Ban Insecurity, Not Twitter, ActionAid Tells FG

Country Director, ActionAid Nigeria, Ene Obi, has urged the Federal Government to immediately lift the suspension on Twitter.

She said the government should rather ban insecurity and other socio-economic challenges confronting the country.

She made the plea in Abuja at the Youth Digital Engagement Project Closeout and Dissemination meeting.

She called on the government to rescind its decision as it had a huge impact on the lives of emerging young entrepreneurs depending on social media for their livelihood.

“It’s also a counter-productive move for a nation seeking to create more jobs and reduce poverty as part of its post-COVID-19 recovery strategy,” Obi said.

She said that the YDE sought to use technology to support the work of young people in holding duty bearers to account through funding from Danish International Development Agency (DANIDA).

She said that in Nigeria, the innovation was pioneered in partnership with Gombe State Youth Parliament, Gombe State; the African Human Development Centre, Akwa Ibom State and the Centre for Information Technology and Development (CITAD) in the FCT.

Obi said that young people were supported and empowered to access information, analyse data, present evidence, and lead their communities in taking action through the use of digital engagement tools through the project.

On findings from the research, Obi said that a key data worthy of highlight for ActionAid Nigeria is the level of awareness of the government’s social investment programmes; specifically, the N-Power and the Conditional Cash Transfer (CCT).
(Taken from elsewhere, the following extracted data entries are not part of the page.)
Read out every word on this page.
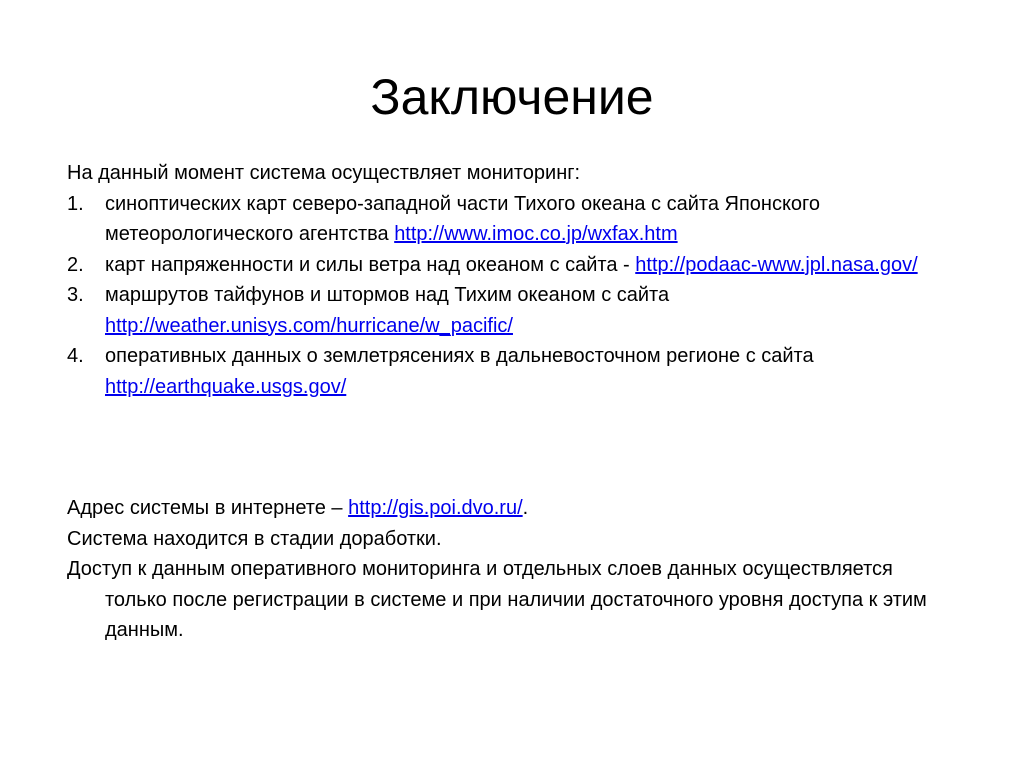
Заключение

На данный момент система осуществляет мониторинг:

1. синоптических карт северо-западной части Тихого океана с сайта Японского метеорологического агентства http://www.imoc.co.jp/wxfax.htm
2. карт напряженности и силы ветра над океаном с сайта - http://podaac-www.jpl.nasa.gov/
3. маршрутов тайфунов и штормов над Тихим океаном с сайта http://weather.unisys.com/hurricane/w_pacific/
4. оперативных данных о землетрясениях в дальневосточном регионе с сайта http://earthquake.usgs.gov/

Адрес системы в интернете – http://gis.poi.dvo.ru/.

Система находится в стадии доработки.

Доступ к данным оперативного мониторинга и отдельных слоев данных осуществляется только после регистрации в системе и при наличии достаточного уровня доступа к этим данным.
She, however, noted that data shows that awareness is low and the proportion of persons that have benefitted from the programmes is even lower, compared to expectations and experiences of Brazil and other countries with similar policy.

On her part, the representative of the African Human Development Centre (AHDC), Uyo, Akwa Ibom State, Dorcas Festus Bennie said that the state was selected as one of the areas for data collection at the community level.

According to her, the strategic location of the oil resourced state in the southern region of the country exposes the youths to violent extremism.

“Examining how they have been affected by the COVID-19 pandemic therefore provided useful entry points on how the livelihood of young persons can be enhanced. Using Focused Group Discussion and random sampling technique, the data was collected from selected communities within December 2020 to February 2021.

“Based on the population of the state and population per density, a total of 2,386 respondents were identified as the target sample size. “64 6% of the respondents (about 7 out of 10) agreed that COVID-19 had a severe impact on things in their communities. Three main ways through which the COVID-19 pandemic affected the communities were: hunger, poverty, and insecurity,” she said.

Also, a representative of the Centre for Information Technology and Development (CITAD), FCT, Josephine Adokwu, said that the strategic location of the FCT in the north-central region of the country and the dominance of farming activities exposes its inhabitants to variants of shocks.

On his part, the Gombe State Youth Parliament/JONAPwD, Gombe State represented by Mr. Khalid Ahmed, said that findings showed that the COVID-19 pandemic exposed young persons and their families to hunger, poverty, insecurity, and worsened access to health services in the state.

“Most respondents, being farmers, were further exposed to the challenges of climate change as storage of farm harvest could not last due to market closures and poor patronage. The findings from Gombe State data shows that three out of 10 persons with disabilities (PWDs) surveyed expressed that their welfare was severely affected by the COVID-19 pandemic among others,” he said.